- Irã condenou à morte pelo menos 26 pessoas detidas na última onda de protestos contra o governo, com mais de 7 mil mortos segundo ONG contribuindo com estimativas.
- A organização Iran Human Rights (IHR) aponta que vários centenas de presos adicionais podem enfrentar a pena de morte, incluindo menores em alguns casos.
- Entre os condenados estão sete indivíduos identificados pela IHR, alguns dos quais teriam sido presos no dia 8 de janeiro; um deles pode ter menos de 18 anos.
- Os réus foram julgados pela Sala 15 do Tribunal Revolucionário de Teerã, presidida pelo juiz Abdolqasem Salavati, conhecido como “o juiz da horca”, sob a acusação de “inimizade com Deus”.
- A IHR destaca que o processo ocorreu sem garantias processuais adequadas e alerta para o risco de execuções públicas e confissões forçadas, prática já denunciada em episódios anteriores.
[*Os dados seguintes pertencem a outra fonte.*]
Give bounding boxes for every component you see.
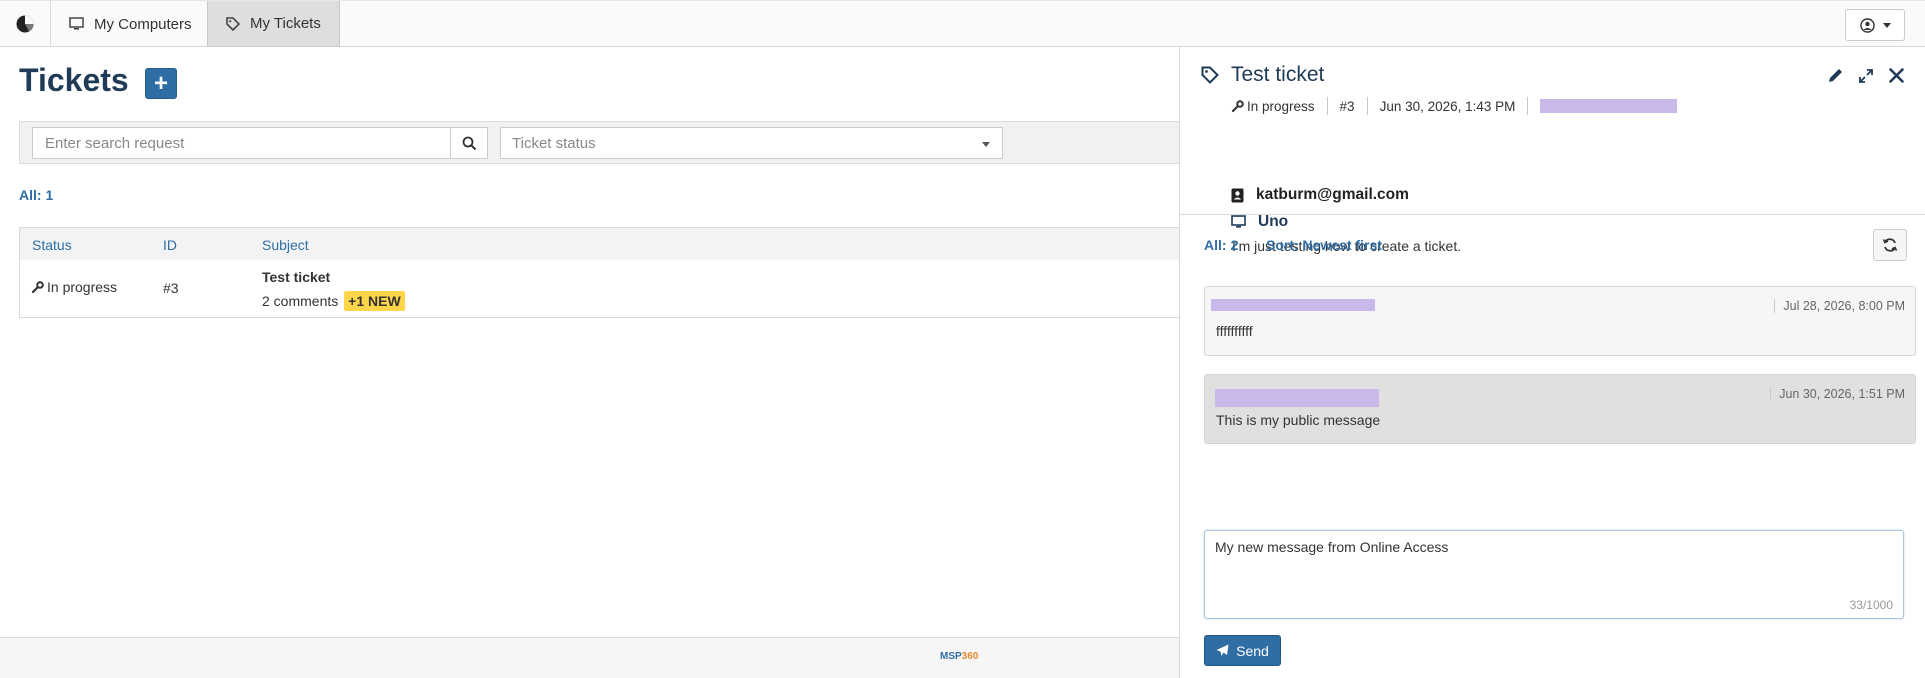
- ticket-title: Test ticket: [1231, 63, 1325, 86]
- comment-date: Jul 28, 2026, 8:00 PM: [1774, 299, 1905, 313]
- nav-tab-my-tickets[interactable]: My Tickets: [207, 1, 340, 47]
- comment-item: Jun 30, 2026, 1:51 PM This is my public …: [1204, 374, 1916, 444]
- footer: MSP360: [0, 637, 1180, 678]
- user-circle-icon: [1859, 17, 1875, 33]
- tag-icon: [1201, 66, 1219, 89]
- monitor-icon: [69, 17, 84, 30]
- sort-dropdown[interactable]: Sort: Newest first: [1266, 237, 1382, 253]
- search-icon: [462, 136, 476, 150]
- redacted-author: [1215, 389, 1379, 407]
- separator: [1326, 97, 1328, 115]
- row-id: #3: [163, 280, 179, 296]
- tag-icon: [226, 16, 240, 31]
- table-row[interactable]: In progress #3 Test ticket 2 comments +1…: [19, 260, 1179, 318]
- close-icon[interactable]: [1888, 67, 1905, 89]
- contact-card-icon: [1231, 188, 1244, 202]
- new-badge: +1 NEW: [344, 291, 405, 311]
- search-button[interactable]: [450, 127, 488, 159]
- user-menu-button[interactable]: [1845, 9, 1905, 41]
- paper-plane-icon: [1216, 644, 1229, 656]
- comment-item: Jul 28, 2026, 8:00 PM ffffffffff: [1204, 286, 1916, 356]
- panel-actions: [1827, 67, 1905, 89]
- ticket-count[interactable]: All: 1: [19, 187, 53, 203]
- ticket-status: In progress: [1231, 99, 1315, 114]
- column-subject[interactable]: Subject: [262, 237, 309, 253]
- ticket-meta: In progress #3 Jun 30, 2026, 1:43 PM: [1231, 96, 1678, 116]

Desde as últimas ações de repressão às manifestações, Irã condenou à morte por enforcamento pelo menos 26 detidos. As mortes não estão confirmadas em todas as fases, apenas nas condenações anunciadas até o momento.
A organização Iran Human Rights (IHR), sediada na Noruega, divulgou o balanço e disse que as condenações podem aumentar. A ONG já havia alertado sobre a possibilidade de centenas de novos casos seguirem para o patíbulo.
IHR também informou que 7 dos 26 condenados tiveram a identidade divulgada, com motivos apresentados como “segurança nacional” ou “enemistade com Deus” (moharebeh). Um dos casos pode envolver menor de idade, segundo a ONG.
O relator aponta que as condenações ocorreram após julgamentos na Justiça iraniana, sob a tutela da Guarda Revolucionária. A defesa alega ausência de garantias processuais e direito a advogado, o que a organização critica como violação.
Segundo a IHR, milhares de pessoas foram detidas durante as protestas que se seguiram à repressão violenta revelada pela imprensa. Autoridades iranianas afirmam tratar-se de distúrbios e atos terroristas.
A massiva repressão teve saldo de dezenas de mortos entre as forças de segurança, conforme estimativas de organizações independentes. A oposição e observadores pedem investigação independente sobre abusos e torturas.
O panorama internacional continua tenso. A IHR alerta sobre risco real de novas execuções, enquanto a comunidade internacional avalia respostas em fóruns multilaterais e negociações de acordo nuclear.
Entre os detalhes já divulgados, destacam-se casos individuais comunicados pela IHR, com identidades parciais, e relatos de acusações sem direito a defesa plena. O governo iraniano não comentou de forma oficial as informações.